Référence : 2019 CF 1272

[TRADUCTION FRANÇAISE CERTIFIÉE, NON RÉVISÉE]

ENTRE :

PHARMASCIENCE INC.

demanderesse

et

PFIZER CANADA ULC

défenderesse

ORDONNANCE ET MOTIFS

LE JUGE O’REILLY :

I.  Aperçu

[1]  Depuis 2004, Pfizer, la défenderesse, détient un brevet pour la prégabaline, un analgésique vendu sous la marque commerciale LYRICA. En 2013, Pharmascience, la demanderesse, a obtenu un avis de conformité [l’AC] lui permettant de commercialiser une version générique de la prégabaline : la PMS‑prégabaline. Pharmascience avait originellement tenté d’entrer dans le marché de la prégabaline en 2011, mais on l’avait empêché de le faire lorsque Pfizer a sollicité une ordonnance, au titre du Règlement, interdisant au ministre de la Santé d’accorder un AC à Pharmascience. La tentative de Pfizer d’obtenir cette ordonnance a échoué. Pharmascience a alors intenté la présente action en dommages‑intérêts contre Pfizer pour les ventes qu’elle aurait perdues pendant la période où elle a été écartée du marché. Pharmascience invoque le paragraphe 8(1) du Règlement sur les médicaments brevetés (avis de conformité), DORS/98‑166, modifié par DORS/93‑133 (la disposition réglementaire citée est reproduite dans l’Annexe).

[2]  Pfizer a sollicité l’autorisation de modifier sa défense relativement à la capacité de Pharmascience à approvisionner le marché en prégabaline. Elle a soutenu que la question de savoir si Pharmascience pouvait obtenir des quantités suffisantes de l’ingrédient pharmaceutique actif [IPA] et commercialiser son produit sur le marché canadien des médicaments génériques pendant la période pertinente devait être jugée dans le cadre de la poursuite en dommages‑intérêts de Pharmascience.

[3]  Pfizer a demandé au protonotaire Kevin Aalto de rendre une ordonnance à cet égard, mais celui-ci a rejeté la demande. Le protonotaire Aalto a conclu que les modifications demandées équivalaient à un abus de procédure, parce que la question de savoir s’il y avait suffisamment d’IPA pour approvisionner le marché canadien a déjà été tranchée de manière positive par le juge Michael Phelan dans la décision Teva Canada Limitée c Pfizer Canada Inc, 2017 CF 333.

[4]  Pfizer interjette appel de la décision du protonotaire Aalto au motif qu’il a commis une erreur susceptible de contrôle lorsqu’il a conclu que la demande de modifications présentée par Pfizer constituait un abus de procédure.

II.  La décision faisant l’objet de l’appel

[5]  La demande de modifications que Pfizer a présentée au protonotaire Aalto ne soulevait pas de nouvelle question litigieuse; dans sa défense, Pfizer a déjà remis en cause, dans sa défense, la capacité de Pharmascience à approvisionner le marché du médicament générique.
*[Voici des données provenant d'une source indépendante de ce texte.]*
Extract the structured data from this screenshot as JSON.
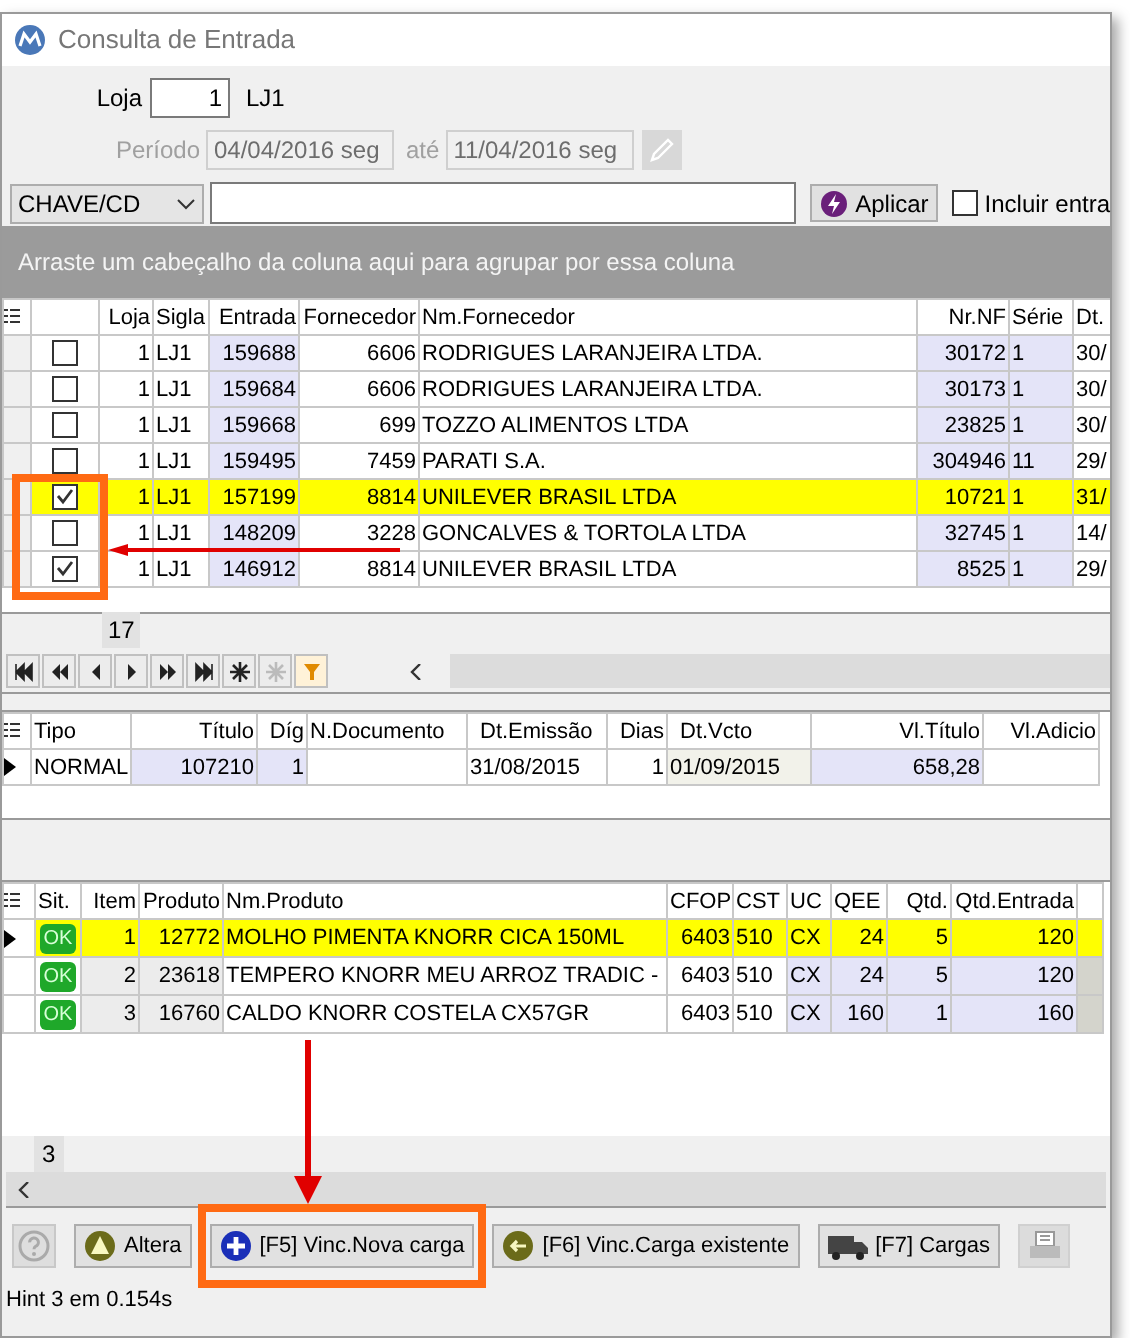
{
  "window": {
    "title": "Consulta de Entrada"
  },
  "filters": {
    "loja_label": "Loja",
    "loja_value": "1",
    "loja_name": "LJ1",
    "periodo_label": "Período",
    "periodo_start": "04/04/2016 seg",
    "ate_label": "até",
    "periodo_end": "11/04/2016 seg",
    "periodo_disabled": true,
    "search_field": "CHAVE/CD",
    "apply_button": "Aplicar",
    "include_checkbox": {
      "label": "Incluir entra",
      "checked": false
    }
  },
  "group_panel_hint": "Arraste um cabeçalho da coluna aqui para agrupar por essa coluna",
  "entries_table": {
    "columns": [
      "Loja",
      "Sigla",
      "Entrada",
      "Fornecedor",
      "Nm.Fornecedor",
      "Nr.NF",
      "Série",
      "Dt."
    ],
    "rows": [
      {
        "checked": false,
        "selected": false,
        "cells": [
          "1",
          "LJ1",
          "159688",
          "6606",
          "RODRIGUES LARANJEIRA LTDA.",
          "30172",
          "1",
          "30/"
        ]
      },
      {
        "checked": false,
        "selected": false,
        "cells": [
          "1",
          "LJ1",
          "159684",
          "6606",
          "RODRIGUES LARANJEIRA LTDA.",
          "30173",
          "1",
          "30/"
        ]
      },
      {
        "checked": false,
        "selected": false,
        "cells": [
          "1",
          "LJ1",
          "159668",
          "699",
          "TOZZO ALIMENTOS LTDA",
          "23825",
          "1",
          "30/"
        ]
      },
      {
        "checked": false,
        "selected": false,
        "cells": [
          "1",
          "LJ1",
          "159495",
          "7459",
          "PARATI S.A.",
          "304946",
          "11",
          "29/"
        ]
      },
      {
        "checked": true,
        "selected": true,
        "cells": [
          "1",
          "LJ1",
          "157199",
          "8814",
          "UNILEVER BRASIL LTDA",
          "10721",
          "1",
          "31/"
        ]
      },
      {
        "checked": false,
        "selected": false,
        "cells": [
          "1",
          "LJ1",
          "148209",
          "3228",
          "GONCALVES & TORTOLA LTDA",
          "32745",
          "1",
          "14/"
        ]
      },
      {
        "checked": true,
        "selected": false,
        "cells": [
          "1",
          "LJ1",
          "146912",
          "8814",
          "UNILEVER BRASIL LTDA",
          "8525",
          "1",
          "29/"
        ]
      }
    ],
    "footer_count": "17"
  },
  "titles_table": {
    "columns": [
      "Tipo",
      "Título",
      "Díg",
      "N.Documento",
      "Dt.Emissão",
      "Dias",
      "Dt.Vcto",
      "Vl.Título",
      "Vl.Adicio"
    ],
    "rows": [
      {
        "current": true,
        "cells": [
          "NORMAL",
          "107210",
          "1",
          "",
          "31/08/2015",
          "1",
          "01/09/2015",
          "658,28",
          ""
        ]
      }
    ]
  },
  "items_table": {
    "columns": [
      "Sit.",
      "Item",
      "Produto",
      "Nm.Produto",
      "CFOP",
      "CST",
      "UC",
      "QEE",
      "Qtd.",
      "Qtd.Entrada"
    ],
    "rows": [
      {
        "current": true,
        "selected": true,
        "cells": [
          "OK",
          "1",
          "12772",
          "MOLHO PIMENTA KNORR CICA 150ML",
          "6403",
          "510",
          "CX",
          "24",
          "5",
          "120"
        ]
      },
      {
        "current": false,
        "selected": false,
        "cells": [
          "OK",
          "2",
          "23618",
          "TEMPERO KNORR MEU ARROZ TRADIC -",
          "6403",
          "510",
          "CX",
          "24",
          "5",
          "120"
        ]
      },
      {
        "current": false,
        "selected": false,
        "cells": [
          "OK",
          "3",
          "16760",
          "CALDO KNORR COSTELA CX57GR",
          "6403",
          "510",
          "CX",
          "160",
          "1",
          "160"
        ]
      }
    ],
    "footer_count": "3"
  },
  "buttons": [
    {
      "kind": "edit",
      "label": "Altera",
      "disabled": false
    },
    {
      "kind": "new",
      "label": "[F5] Vinc.Nova carga",
      "disabled": false
    },
    {
      "kind": "link",
      "label": "[F6] Vinc.Carga existente",
      "disabled": false
    },
    {
      "kind": "truck",
      "label": "[F7] Cargas",
      "disabled": false
    },
    {
      "kind": "print",
      "disabled": true
    }
  ],
  "status_bar": "Hint 3 em 0.154s"
}
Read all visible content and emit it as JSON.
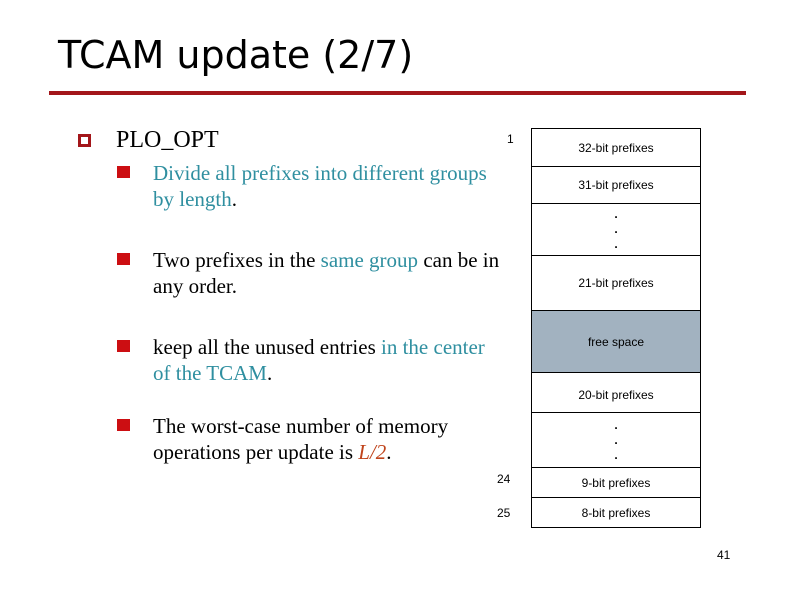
{
  "slide": {
    "title": "TCAM update (2/7)",
    "accent_color": "#a3161a",
    "page_number": "41"
  },
  "content": {
    "heading": "PLO_OPT",
    "bullets": [
      {
        "parts": [
          {
            "text": "Divide all prefixes into different groups by length",
            "style": "teal"
          },
          {
            "text": ".",
            "style": "plain"
          }
        ]
      },
      {
        "parts": [
          {
            "text": "Two prefixes in the ",
            "style": "plain"
          },
          {
            "text": "same group",
            "style": "teal"
          },
          {
            "text": " can be in any order.",
            "style": "plain"
          }
        ]
      },
      {
        "parts": [
          {
            "text": "keep all the unused entries ",
            "style": "plain"
          },
          {
            "text": "in the center of the TCAM",
            "style": "teal"
          },
          {
            "text": ".",
            "style": "plain"
          }
        ]
      },
      {
        "parts": [
          {
            "text": "The worst-case number of memory operations per update is ",
            "style": "plain"
          },
          {
            "text": "L/2",
            "style": "red-italic"
          },
          {
            "text": ".",
            "style": "plain"
          }
        ]
      }
    ]
  },
  "tcam": {
    "index_labels": {
      "top": "1",
      "row_9bit": "24",
      "row_8bit": "25"
    },
    "rows": [
      {
        "label": "32-bit prefixes",
        "kind": "prefix"
      },
      {
        "label": "31-bit prefixes",
        "kind": "prefix"
      },
      {
        "label": ". . .",
        "kind": "ellipsis"
      },
      {
        "label": "21-bit prefixes",
        "kind": "prefix"
      },
      {
        "label": "free space",
        "kind": "free"
      },
      {
        "label": "20-bit prefixes",
        "kind": "prefix"
      },
      {
        "label": ". . .",
        "kind": "ellipsis"
      },
      {
        "label": "9-bit prefixes",
        "kind": "prefix"
      },
      {
        "label": "8-bit prefixes",
        "kind": "prefix"
      }
    ],
    "free_color": "#a2b2c0"
  }
}
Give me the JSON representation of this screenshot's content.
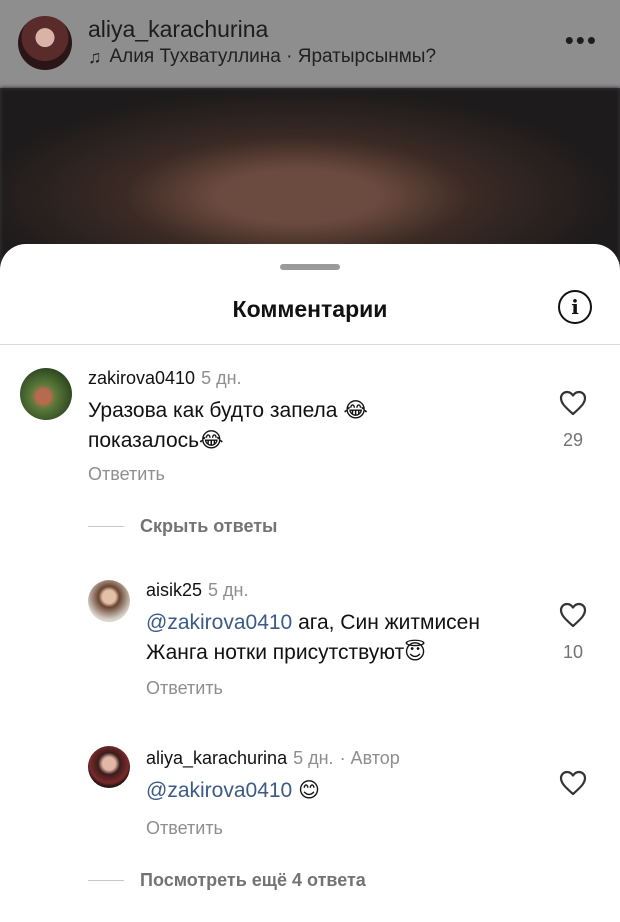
{
  "header": {
    "username": "aliya_karachurina",
    "music_icon": "♫",
    "music": "Алия Тухватуллина · Яратырсынмы?",
    "more_icon": "•••"
  },
  "sheet": {
    "title": "Комментарии",
    "info_icon": "i"
  },
  "comments": [
    {
      "username": "zakirova0410",
      "time": "5 дн.",
      "text": "Уразова как будто запела 😂 показалось😂",
      "reply": "Ответить",
      "likes": "29"
    }
  ],
  "hide_replies": "Скрыть ответы",
  "replies": [
    {
      "username": "aisik25",
      "time": "5 дн.",
      "mention": "@zakirova0410",
      "text": " ага, Син житмисен Жанга нотки присутствуют😇",
      "reply": "Ответить",
      "likes": "10"
    },
    {
      "username": "aliya_karachurina",
      "time": "5 дн.",
      "author": "· Автор",
      "mention": "@zakirova0410",
      "text": " 😊",
      "reply": "Ответить",
      "likes": ""
    }
  ],
  "more_replies": "Посмотреть ещё 4 ответа"
}
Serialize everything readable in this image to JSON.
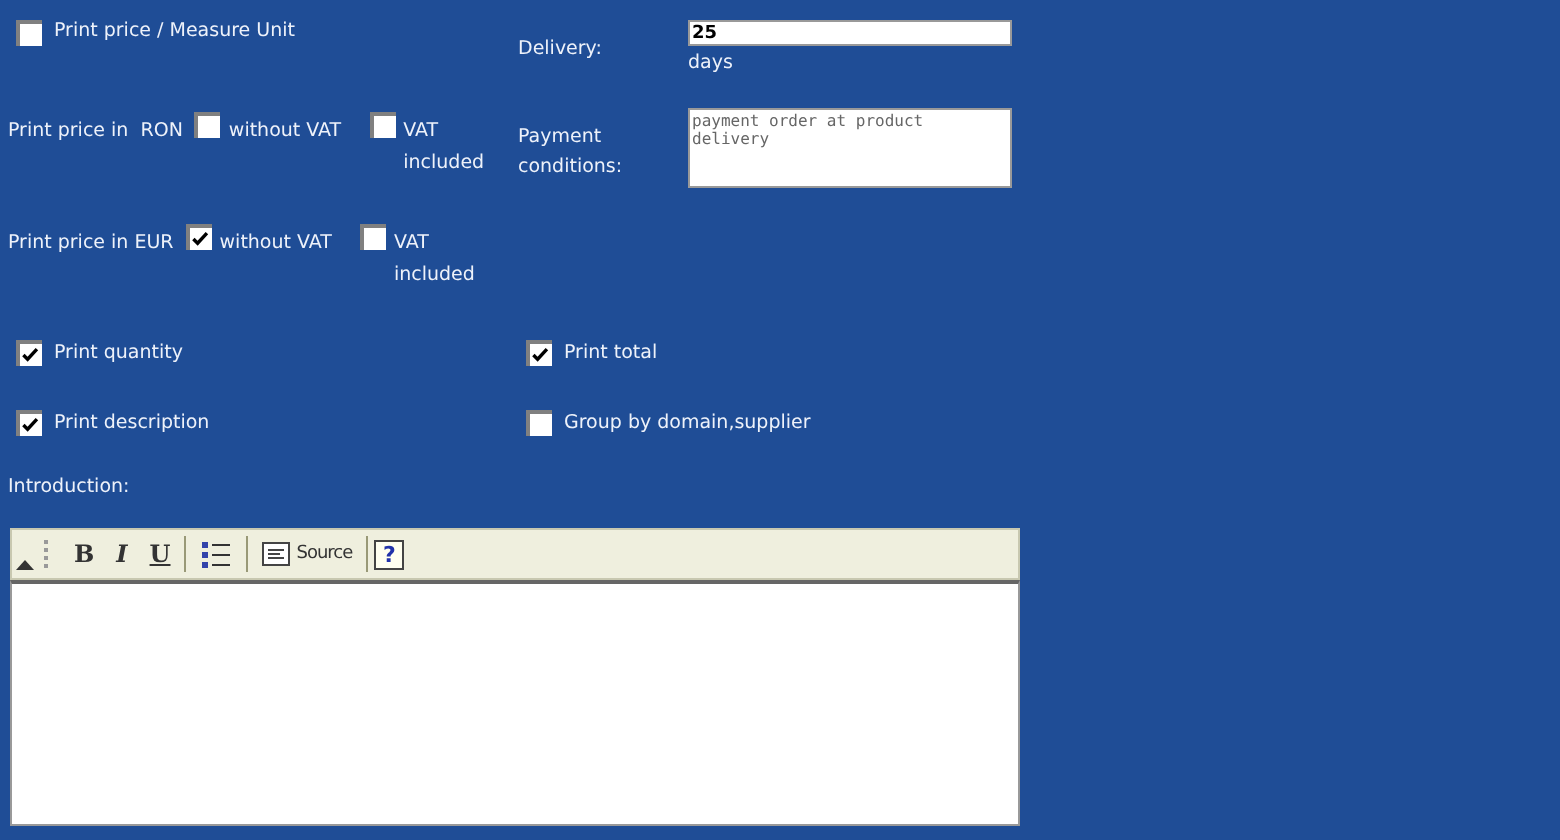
{
  "price_per_unit": {
    "label": "Print price / Measure Unit",
    "checked": false
  },
  "delivery": {
    "label": "Delivery:",
    "value": "25",
    "unit": "days"
  },
  "price_rows": [
    {
      "label": "Print price in  RON",
      "options": [
        {
          "label": "without VAT",
          "checked": false
        },
        {
          "label": "VAT included",
          "checked": false
        }
      ]
    },
    {
      "label": "Print price in EUR",
      "options": [
        {
          "label": "without VAT",
          "checked": true
        },
        {
          "label": "VAT included",
          "checked": false
        }
      ]
    }
  ],
  "payment": {
    "label": "Payment conditions:",
    "value": "payment order at product delivery"
  },
  "checks": [
    {
      "label": "Print quantity",
      "checked": true
    },
    {
      "label": "Print total",
      "checked": true
    },
    {
      "label": "Print description",
      "checked": true
    },
    {
      "label": "Group by domain,supplier",
      "checked": false
    }
  ],
  "introduction": {
    "label": "Introduction:",
    "toolbar": [
      {
        "kind": "collapse"
      },
      {
        "kind": "grip"
      },
      {
        "kind": "bold",
        "label": "B"
      },
      {
        "kind": "italic",
        "label": "I"
      },
      {
        "kind": "underline",
        "label": "U"
      },
      {
        "kind": "sep"
      },
      {
        "kind": "list"
      },
      {
        "kind": "sep"
      },
      {
        "kind": "source",
        "label": "Source"
      },
      {
        "kind": "sep"
      },
      {
        "kind": "help",
        "label": "?"
      }
    ]
  }
}
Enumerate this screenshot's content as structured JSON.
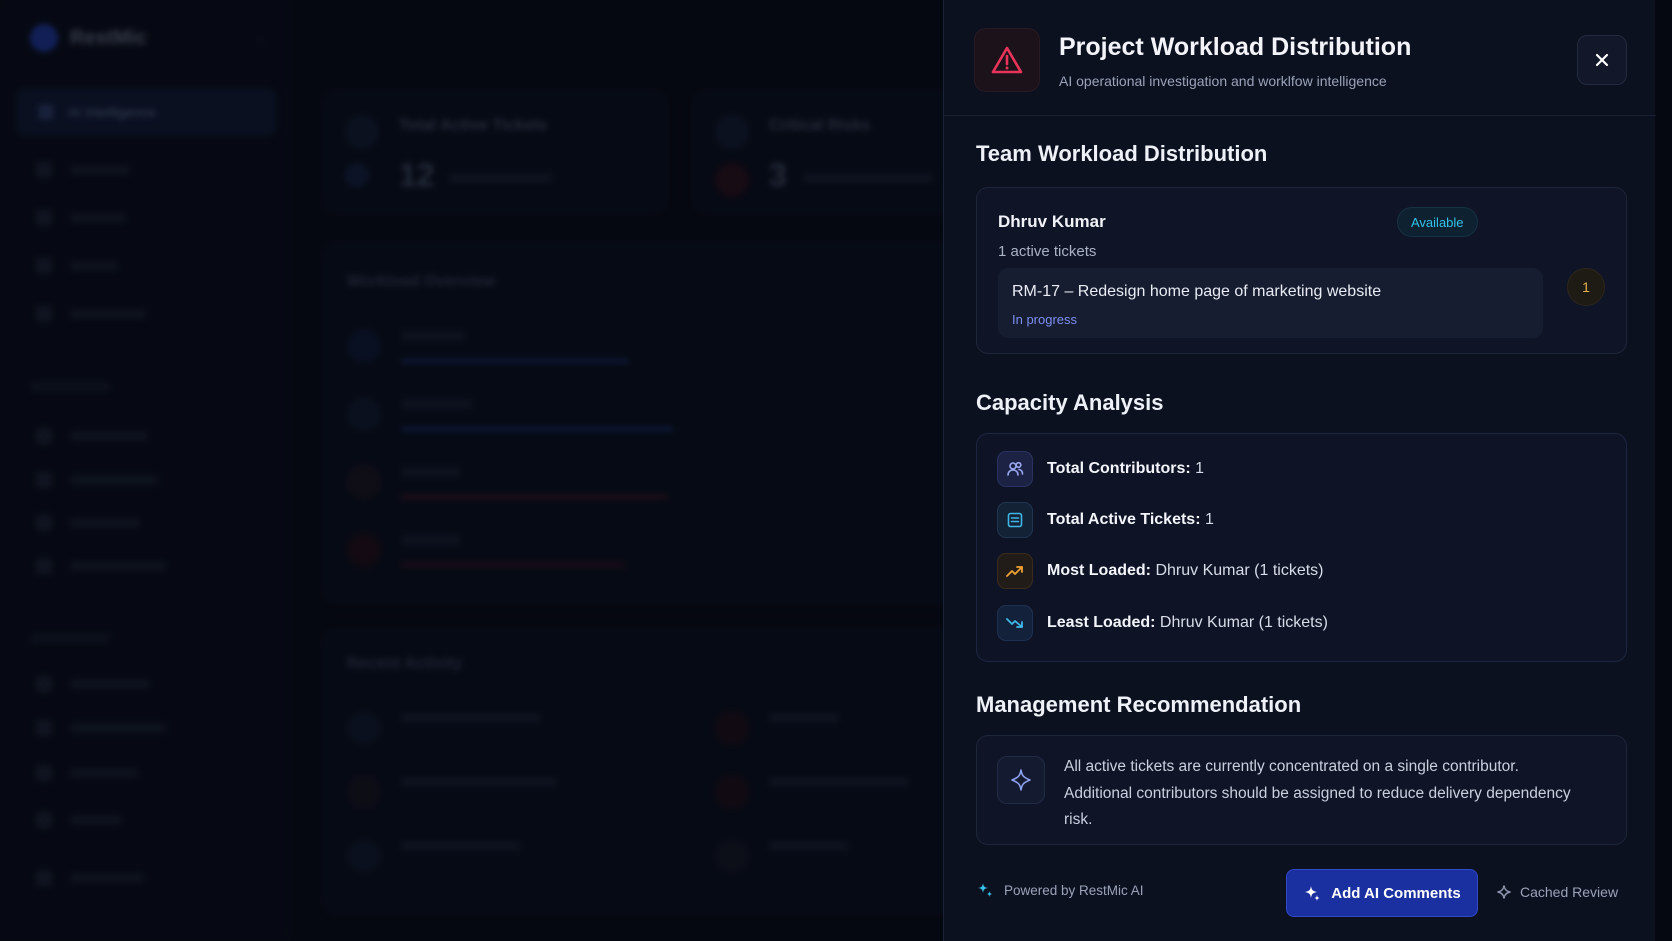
{
  "background": {
    "brand": "RestMic",
    "nav_active": "AI Intelligence",
    "stats": [
      {
        "title": "Total Active Tickets",
        "value": "12"
      },
      {
        "title": "Critical Risks",
        "value": "3"
      }
    ],
    "section_workload": "Workload Overview",
    "section_recent": "Recent Activity"
  },
  "panel": {
    "title": "Project Workload Distribution",
    "subtitle": "AI operational investigation and worklfow intelligence",
    "close_icon": "close-icon",
    "warning_icon": "warning-triangle-icon"
  },
  "team": {
    "section_title": "Team Workload Distribution",
    "member": {
      "name": "Dhruv Kumar",
      "badge": "Available",
      "active_tickets": "1 active tickets",
      "ticket_title": "RM-17 – Redesign home page of marketing website",
      "ticket_status": "In progress",
      "count": "1"
    }
  },
  "capacity": {
    "section_title": "Capacity Analysis",
    "rows": [
      {
        "label": "Total Contributors:",
        "value": " 1",
        "icon": "users-icon"
      },
      {
        "label": "Total Active Tickets:",
        "value": " 1",
        "icon": "list-icon"
      },
      {
        "label": "Most Loaded:",
        "value": " Dhruv Kumar (1 tickets)",
        "icon": "trending-up-icon"
      },
      {
        "label": "Least Loaded:",
        "value": " Dhruv Kumar (1 tickets)",
        "icon": "trending-down-icon"
      }
    ]
  },
  "recommendation": {
    "section_title": "Management Recommendation",
    "text": "All active tickets are currently concentrated on a single contributor. Additional contributors should be assigned to reduce delivery dependency risk."
  },
  "footer": {
    "powered_by": "Powered by RestMic AI",
    "add_button": "Add AI Comments",
    "cached": "Cached Review"
  },
  "colors": {
    "accent_blue": "#1a2fa0",
    "available_cyan": "#35c2e8",
    "warning_red": "#e8335a",
    "count_amber": "#e2b04a"
  }
}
La demande de modifications soulevait plutôt des questions plus précises quant aux éléments suivants : l’accord d’approvisionnement de Pharmascience concernant l’IPA de la prégabaline, une modification dans le mémoire descriptif de Pharmascience concernant l’IPA de la prégabaline, la date de mise en marché proposée pour le produit de Pharmascience, et la capacité de production de Pharmascience.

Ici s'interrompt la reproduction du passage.